From the Desk of Irwin Michael – February 12, 2016

Some Thoughts on a Market Recovery

The present stock market negativity, extensive media attention on share price declines, fears of a pending economic recession and expanding investor pessimism are all adding to a growing crescendo of anxiety.

There is greater focus on the financial negatives and less on the positives of numerous companies’ improving fundamentals, dividend increases and share buybacks. The fact is: The U.S. economy is still growing, albeit, slowly but surely, U.S. wages are increasing and the American unemployment rate in January dipped to a 4.9% low.  The question is: are investors too negative and reactive? I believe so.  My opinion is that the glass is half full rather than half empty.  Consequently, I would like to offer some thoughts on a market recovery given the current excessive pessimistic market psychology.

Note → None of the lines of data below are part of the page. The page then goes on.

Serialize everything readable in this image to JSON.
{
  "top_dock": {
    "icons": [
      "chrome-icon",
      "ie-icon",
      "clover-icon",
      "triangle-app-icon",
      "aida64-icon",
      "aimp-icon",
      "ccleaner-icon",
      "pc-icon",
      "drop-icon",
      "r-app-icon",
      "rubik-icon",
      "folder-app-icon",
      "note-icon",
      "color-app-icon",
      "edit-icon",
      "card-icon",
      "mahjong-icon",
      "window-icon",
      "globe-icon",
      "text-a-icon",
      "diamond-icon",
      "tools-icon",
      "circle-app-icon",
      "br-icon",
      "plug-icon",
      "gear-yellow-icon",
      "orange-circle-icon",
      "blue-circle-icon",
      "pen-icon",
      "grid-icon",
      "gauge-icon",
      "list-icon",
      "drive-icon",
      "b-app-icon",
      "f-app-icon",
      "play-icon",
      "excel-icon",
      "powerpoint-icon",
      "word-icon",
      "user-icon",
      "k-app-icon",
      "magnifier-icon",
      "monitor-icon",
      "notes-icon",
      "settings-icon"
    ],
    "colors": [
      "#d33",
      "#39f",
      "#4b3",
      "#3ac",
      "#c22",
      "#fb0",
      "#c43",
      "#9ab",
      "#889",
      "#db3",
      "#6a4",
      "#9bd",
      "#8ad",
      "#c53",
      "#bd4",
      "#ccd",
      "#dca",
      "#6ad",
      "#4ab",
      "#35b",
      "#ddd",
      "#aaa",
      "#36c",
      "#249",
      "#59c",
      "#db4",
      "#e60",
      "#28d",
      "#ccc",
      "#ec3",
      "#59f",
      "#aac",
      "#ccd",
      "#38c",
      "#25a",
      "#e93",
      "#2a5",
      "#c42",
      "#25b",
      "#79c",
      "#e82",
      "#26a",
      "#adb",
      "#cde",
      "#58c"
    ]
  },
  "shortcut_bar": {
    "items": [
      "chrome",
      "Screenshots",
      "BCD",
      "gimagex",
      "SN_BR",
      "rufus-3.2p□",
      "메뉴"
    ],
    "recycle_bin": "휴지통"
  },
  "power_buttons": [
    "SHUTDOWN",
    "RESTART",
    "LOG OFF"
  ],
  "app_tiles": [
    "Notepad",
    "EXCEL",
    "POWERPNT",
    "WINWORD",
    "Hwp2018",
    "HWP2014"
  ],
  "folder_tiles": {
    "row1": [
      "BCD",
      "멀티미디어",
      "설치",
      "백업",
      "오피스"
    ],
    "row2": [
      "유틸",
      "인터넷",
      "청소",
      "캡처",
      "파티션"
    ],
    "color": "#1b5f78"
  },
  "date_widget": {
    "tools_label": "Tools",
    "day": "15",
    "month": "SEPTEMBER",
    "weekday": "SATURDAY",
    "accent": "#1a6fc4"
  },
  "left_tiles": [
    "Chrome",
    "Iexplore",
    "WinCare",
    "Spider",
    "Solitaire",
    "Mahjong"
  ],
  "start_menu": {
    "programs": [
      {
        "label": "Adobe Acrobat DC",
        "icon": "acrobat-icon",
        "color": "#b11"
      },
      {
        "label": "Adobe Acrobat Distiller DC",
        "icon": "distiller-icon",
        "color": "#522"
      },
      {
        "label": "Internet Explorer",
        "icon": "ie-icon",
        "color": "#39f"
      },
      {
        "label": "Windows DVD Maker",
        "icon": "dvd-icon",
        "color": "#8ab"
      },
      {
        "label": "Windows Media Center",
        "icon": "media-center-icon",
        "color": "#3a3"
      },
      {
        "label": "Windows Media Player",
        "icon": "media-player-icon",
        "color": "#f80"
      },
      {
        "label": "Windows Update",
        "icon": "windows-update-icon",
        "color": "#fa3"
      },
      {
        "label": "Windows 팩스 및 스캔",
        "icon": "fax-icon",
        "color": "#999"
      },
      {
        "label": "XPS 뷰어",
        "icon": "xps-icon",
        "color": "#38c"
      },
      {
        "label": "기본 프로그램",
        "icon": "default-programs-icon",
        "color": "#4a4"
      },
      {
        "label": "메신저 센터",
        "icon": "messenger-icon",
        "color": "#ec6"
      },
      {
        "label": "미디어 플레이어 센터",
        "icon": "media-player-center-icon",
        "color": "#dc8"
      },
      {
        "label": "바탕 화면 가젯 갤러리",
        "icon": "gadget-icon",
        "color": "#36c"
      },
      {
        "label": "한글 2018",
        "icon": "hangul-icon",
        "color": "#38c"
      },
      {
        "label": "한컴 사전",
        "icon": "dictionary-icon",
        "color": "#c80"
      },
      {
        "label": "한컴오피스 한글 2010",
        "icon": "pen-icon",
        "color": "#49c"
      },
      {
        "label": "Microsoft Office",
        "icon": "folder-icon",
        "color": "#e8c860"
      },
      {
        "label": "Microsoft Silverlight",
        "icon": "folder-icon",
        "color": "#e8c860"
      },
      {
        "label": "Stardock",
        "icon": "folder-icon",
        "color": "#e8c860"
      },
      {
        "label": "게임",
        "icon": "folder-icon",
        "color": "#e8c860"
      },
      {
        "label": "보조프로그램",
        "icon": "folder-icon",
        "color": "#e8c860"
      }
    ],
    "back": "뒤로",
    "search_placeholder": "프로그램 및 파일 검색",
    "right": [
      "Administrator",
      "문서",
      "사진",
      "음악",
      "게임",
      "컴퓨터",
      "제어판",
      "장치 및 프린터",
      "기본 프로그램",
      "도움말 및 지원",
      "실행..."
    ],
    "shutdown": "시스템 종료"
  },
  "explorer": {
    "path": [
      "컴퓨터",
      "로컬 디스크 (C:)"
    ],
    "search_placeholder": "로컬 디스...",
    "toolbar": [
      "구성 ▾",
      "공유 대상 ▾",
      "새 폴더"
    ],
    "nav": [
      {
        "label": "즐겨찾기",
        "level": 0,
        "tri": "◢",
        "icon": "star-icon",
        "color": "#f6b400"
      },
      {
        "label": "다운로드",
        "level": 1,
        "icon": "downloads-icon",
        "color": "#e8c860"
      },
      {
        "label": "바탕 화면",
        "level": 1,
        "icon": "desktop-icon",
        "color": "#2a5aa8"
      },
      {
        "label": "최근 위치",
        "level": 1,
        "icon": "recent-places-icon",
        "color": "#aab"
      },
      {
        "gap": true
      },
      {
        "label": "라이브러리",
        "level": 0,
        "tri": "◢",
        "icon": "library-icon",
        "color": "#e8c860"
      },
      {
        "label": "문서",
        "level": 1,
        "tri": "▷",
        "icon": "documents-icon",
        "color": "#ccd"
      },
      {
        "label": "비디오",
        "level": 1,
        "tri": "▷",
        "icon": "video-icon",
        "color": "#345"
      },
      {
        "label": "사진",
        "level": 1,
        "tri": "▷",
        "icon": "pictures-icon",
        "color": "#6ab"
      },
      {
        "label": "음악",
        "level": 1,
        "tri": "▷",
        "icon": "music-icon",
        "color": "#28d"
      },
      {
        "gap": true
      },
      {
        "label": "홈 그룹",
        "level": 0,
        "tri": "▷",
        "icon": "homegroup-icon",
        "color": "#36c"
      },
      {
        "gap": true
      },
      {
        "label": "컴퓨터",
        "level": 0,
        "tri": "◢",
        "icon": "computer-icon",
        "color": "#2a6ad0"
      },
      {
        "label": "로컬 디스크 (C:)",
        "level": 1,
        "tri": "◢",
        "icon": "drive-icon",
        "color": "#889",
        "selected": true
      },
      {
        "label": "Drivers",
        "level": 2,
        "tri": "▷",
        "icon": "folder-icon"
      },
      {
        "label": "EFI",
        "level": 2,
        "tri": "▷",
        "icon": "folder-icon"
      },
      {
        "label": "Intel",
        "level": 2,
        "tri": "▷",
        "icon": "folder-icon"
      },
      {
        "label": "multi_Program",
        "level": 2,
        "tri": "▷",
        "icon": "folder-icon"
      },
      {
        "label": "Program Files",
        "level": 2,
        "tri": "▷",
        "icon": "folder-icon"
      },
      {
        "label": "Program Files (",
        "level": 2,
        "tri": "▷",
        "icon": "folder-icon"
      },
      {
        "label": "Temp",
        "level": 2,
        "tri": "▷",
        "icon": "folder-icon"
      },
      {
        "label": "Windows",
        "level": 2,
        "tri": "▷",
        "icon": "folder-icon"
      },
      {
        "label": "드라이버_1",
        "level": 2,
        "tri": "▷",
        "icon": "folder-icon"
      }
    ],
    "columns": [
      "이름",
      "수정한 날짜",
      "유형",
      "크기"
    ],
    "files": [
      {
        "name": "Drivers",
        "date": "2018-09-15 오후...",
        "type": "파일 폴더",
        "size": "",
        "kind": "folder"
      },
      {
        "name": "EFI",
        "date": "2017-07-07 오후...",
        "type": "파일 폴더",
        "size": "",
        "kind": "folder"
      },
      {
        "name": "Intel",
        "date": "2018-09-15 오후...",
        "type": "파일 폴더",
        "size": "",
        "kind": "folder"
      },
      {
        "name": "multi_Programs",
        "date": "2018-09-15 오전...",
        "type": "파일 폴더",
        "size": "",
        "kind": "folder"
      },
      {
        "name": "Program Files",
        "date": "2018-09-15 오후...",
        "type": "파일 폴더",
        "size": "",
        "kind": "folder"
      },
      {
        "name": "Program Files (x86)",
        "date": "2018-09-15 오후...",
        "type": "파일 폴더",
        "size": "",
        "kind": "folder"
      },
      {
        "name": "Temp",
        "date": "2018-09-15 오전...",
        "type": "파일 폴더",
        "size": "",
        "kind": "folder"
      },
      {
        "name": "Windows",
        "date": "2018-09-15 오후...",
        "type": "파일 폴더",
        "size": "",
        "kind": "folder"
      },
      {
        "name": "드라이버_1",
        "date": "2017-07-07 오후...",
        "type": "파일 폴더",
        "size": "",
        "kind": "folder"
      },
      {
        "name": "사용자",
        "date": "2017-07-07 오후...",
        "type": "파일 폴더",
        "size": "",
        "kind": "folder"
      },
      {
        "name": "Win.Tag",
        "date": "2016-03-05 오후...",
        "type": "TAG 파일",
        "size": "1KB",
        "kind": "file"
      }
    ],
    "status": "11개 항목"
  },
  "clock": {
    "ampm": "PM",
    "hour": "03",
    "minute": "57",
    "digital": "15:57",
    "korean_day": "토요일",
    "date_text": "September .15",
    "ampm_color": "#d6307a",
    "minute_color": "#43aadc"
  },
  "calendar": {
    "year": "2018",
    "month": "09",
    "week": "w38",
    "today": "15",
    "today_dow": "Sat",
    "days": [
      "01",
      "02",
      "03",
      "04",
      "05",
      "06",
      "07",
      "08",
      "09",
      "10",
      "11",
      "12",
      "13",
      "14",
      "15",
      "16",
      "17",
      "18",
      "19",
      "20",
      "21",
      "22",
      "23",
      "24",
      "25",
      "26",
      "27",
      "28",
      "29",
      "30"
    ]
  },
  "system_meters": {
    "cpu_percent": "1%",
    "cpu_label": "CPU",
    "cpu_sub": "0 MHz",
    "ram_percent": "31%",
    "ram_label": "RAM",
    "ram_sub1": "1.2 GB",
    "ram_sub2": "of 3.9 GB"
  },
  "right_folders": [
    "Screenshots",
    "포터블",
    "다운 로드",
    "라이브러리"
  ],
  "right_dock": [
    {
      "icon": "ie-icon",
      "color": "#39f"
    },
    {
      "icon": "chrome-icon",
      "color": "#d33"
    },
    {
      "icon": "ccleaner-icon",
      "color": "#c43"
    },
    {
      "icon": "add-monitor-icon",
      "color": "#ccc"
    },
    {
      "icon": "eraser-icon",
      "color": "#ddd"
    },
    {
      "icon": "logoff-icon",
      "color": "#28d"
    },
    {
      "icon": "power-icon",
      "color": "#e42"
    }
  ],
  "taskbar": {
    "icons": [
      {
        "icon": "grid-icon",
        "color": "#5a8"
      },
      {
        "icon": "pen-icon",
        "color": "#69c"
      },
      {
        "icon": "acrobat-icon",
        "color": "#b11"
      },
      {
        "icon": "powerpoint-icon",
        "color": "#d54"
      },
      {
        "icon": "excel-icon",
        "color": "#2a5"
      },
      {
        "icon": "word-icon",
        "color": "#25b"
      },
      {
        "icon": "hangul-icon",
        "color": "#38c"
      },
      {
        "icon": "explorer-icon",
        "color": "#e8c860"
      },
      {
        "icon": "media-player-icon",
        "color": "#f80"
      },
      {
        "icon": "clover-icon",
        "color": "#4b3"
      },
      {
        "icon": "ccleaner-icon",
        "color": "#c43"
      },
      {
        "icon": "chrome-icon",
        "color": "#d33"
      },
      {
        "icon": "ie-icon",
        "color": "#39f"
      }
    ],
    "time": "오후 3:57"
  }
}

Interestingly, it is worth reminding ourselves that the date, March 9, 2009, was the approximate stock market nadir – of maximum investor despair – filled with widespread pessimistic pronouncements by credible investment professionals. The DJIA reached a market low of 6,443.27 on March 6, 2009 and then reversed course, rising more than 20% to over 7920 within a month.  Furthermore, from its March low, the S+P 500 rose over 40% within several months and over 60% by the end of 2009.

In a Forbes March 8, 2010 article, David K. Randall reported:

“How low can stocks go? That was the ominous query topping The Wall Street Journal’s Money and Investing section on March 9, 2009.  It wasn’t an idle question.  The Dow was on its fourth straight week of losses, while the broader S+P 500 was below 700 for the first time in 13 years.  Goldman Sachs put out a research report that warned the S+P could fall as low as 400.  A year later we know that March 9 was the bottom of a months-long financial panic that wiped away trillions of dollars in assets.  But on what now appears to have been the best buying opportunity of a generation, many only wondered how much lower the market would tumble.”

My point is that the current negative psychology is all-pervasive and is characteristic of a market bottom. While this view is not to imply that the market cannot go lower, my sense is that we are close to a market bottom – similar to the financial circumstances that existed seven years ago.  The question many may ask is: what could the catalyst be to turn the stock market upward.  The answer is that it could be anything – an innocuous economic, monetary or financial announcement, more quantitative easing or an interest rate comment.  The fact is that with many investors speculating on further stock market weakness, most of their negativity, I believe, is already baked into stock prices.

Finally, with regard to our present ABC portfolios we remain confident that our holdings are sound, liquid and good-valued. We have strong conviction that they will outperform with the expected market recovery.

Irwin A. Michael Signature

Irwin A. Michael, President
I.A. Michael Investment Counsel Ltd.